Quant à moi, ma position prêtait à réfléchir.

J’étais en congé régulier, il est vrai, et dans un pays qui n’avait pas encore rompu avec la France. Mais pouvais-je oublier que j’appartenais au Royal-Picardie, que mes camarades se trouvaient en garnison à Charleville, presque à la frontière ?

Certainement, s’il y avait choc avec les soldats de François d’Autriche ou de Frédéric-Guillaume de Prusse, le Royal-Picardie serait au premier rang pour recevoir les premiers coups, et j’eusse été désespéré de ne pas être là afin d’en rendre bonne mesure.

Je commençais donc à m’inquiéter sérieusement. Cependant je gardais mes ennuis pour moi, ne voulant attrister ni Mme Keller ni ma sœur, et je ne savais à quel parti m’arrêter.

Enfin, dans ces conditions, la position d’un Français était difficile. Ma sœur le comprenait aussi en ce qui la concernait. Certainement, de son plein gré, elle ne consentirait jamais à se séparer de Mme Keller. Mais ne pouvait-il se faire que l’on prît des mesures contre les étrangers ? Et si le Kalkreuth venait nous donner vingt-quatre heures pour quitter Belzingen ?

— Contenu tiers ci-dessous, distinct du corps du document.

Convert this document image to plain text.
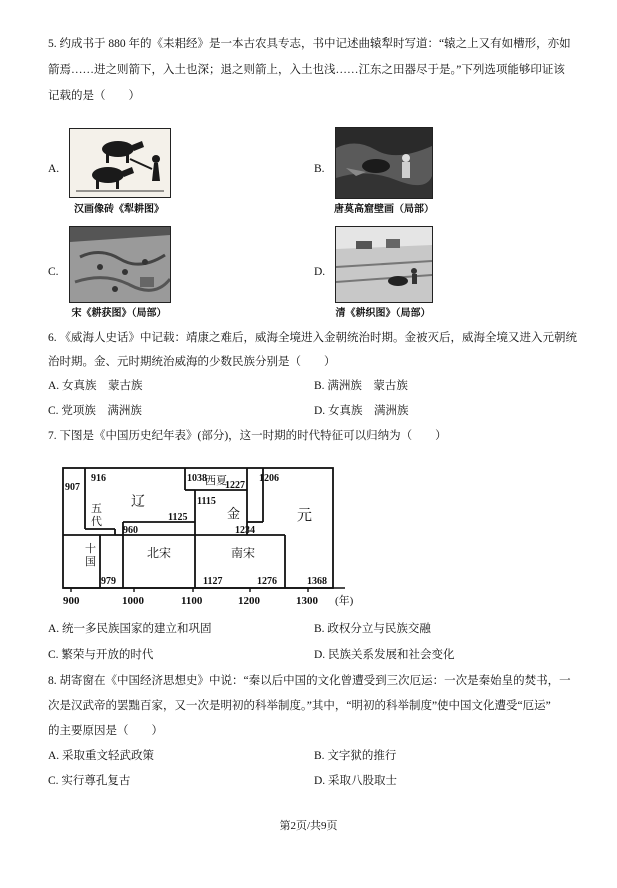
5. 约成书于 880 年的《耒耜经》是一本古农具专志，书中记述曲辕犁时写道：“辕之上又有如槽形，亦如
箭焉……进之则箭下，入土也深；退之则箭上，入土也浅……江东之田器尽于是。”下列选项能够印证该
记载的是（　　）
A.
汉画像砖《犁耕图》
B.
唐莫高窟壁画（局部）
C.
宋《耕获图》（局部）
D.
清《耕织图》（局部）
6. 《威海人史话》中记载：靖康之难后，威海全境进入金朝统治时期。金被灭后，威海全境又进入元朝统
治时期。金、元时期统治威海的少数民族分别是（　　）
A. 女真族　蒙古族	B. 满洲族　蒙古族
C. 党项族　满洲族	D. 女真族　满洲族
7. 下图是《中国历史纪年表》(部分)，这一时期的时代特征可以归纳为（　　）
907
916	1038
1227
1206
1115
1125
960	1234
979	1127	1276	1368
五
代
辽
西夏
金	元
十
国
北宋	南宋
900	1000	1100	1200	1300 (年)
A. 统一多民族国家的建立和巩固	B. 政权分立与民族交融
C. 繁荣与开放的时代	D. 民族关系发展和社会变化
8. 胡寄窗在《中国经济思想史》中说：“秦以后中国的文化曾遭受到三次厄运：一次是秦始皇的焚书，一
次是汉武帝的罢黜百家，又一次是明初的科举制度。”其中，“明初的科举制度”使中国文化遭受“厄运”
的主要原因是（　　）
A. 采取重文轻武政策	B. 文字狱的推行
C. 实行尊孔复古	D. 采取八股取士
第2页/共9页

On conçoit donc quelles devaient être nos inquiétudes. Elles n’étaient pas moins grandes, quand nous songions à la situation de M. de Lauranay. Si on l’obligeait à sortir du territoire, à traverser un pays en état de guerre, quel voyage plein de dangers pour sa petite-fille et pour lui ! Et le mariage qui n’était pas fait, où et quand se ferait-il ? Aurait-on le temps de le célébrer à Belzingen ? En vérité, on ne pouvait compter sur rien.

Chaque jour, cependant, il passait à travers la ville des troupes qui venaient prendre la route de Magdebourg, de l’infanterie, de la cavalerie, — surtout des uhlans, — puis, des convois de poudre et de boulets, des équipages par centaines. C’était un bruit incessant de tambours, des appels de trompettes. Entre temps, il se faisait fréquemment des haltes de quelques heures sur la grande place. Et alors que d’allées et venues, arrosées de verres de shnaps et de kirschenwasser, car la chaleur était déjà forte !

On le comprendra, je ne pouvais me retenir d’aller voir, dussé-je déplaire à M. Kalkreuth et à ses agents. Lorsque j’entendais une sonnerie ou un roulement, il me fallait sortir, si j’étais libre. Je dis : si j’étais libre, car, au cas où Mme Keller m’eût donné ma leçon de lecture, pour rien au monde je n’aurais voulu la quitter. Seulement, à l’heure de la récréation, je filais par la porte, j’allongeais le pas, j’arrivais sur le passage des troupes, je les suivais jusqu’à la grande place, et là je regardais… je regardais, bien que Kalkreuth m’eût intimé de ne rien voir.

Bref, si tout ce mouvement m’intéressait en ma qualité de soldat, en ma qualité de Français je ne pouvais que dire : Minute ! ça n’est pas du bon ! Il était manifeste que les hostilités ne tarderaient pas à commencer.

Le 21, M. Jean revint de son voyage à Berlin. Ainsi qu’on devait le craindre, voyage inutile ! Le procès en était toujours au même point. Impossible de prévoir quelle en serait l’issue, ni même lorsqu’il finirait. C’était désespérant.

Quant au reste, d’après ce qu’il avait entendu dire, M. Jean rapportait cette impression que, d’un jour à l’autre, la Prusse allait déclarer la guerre à la France.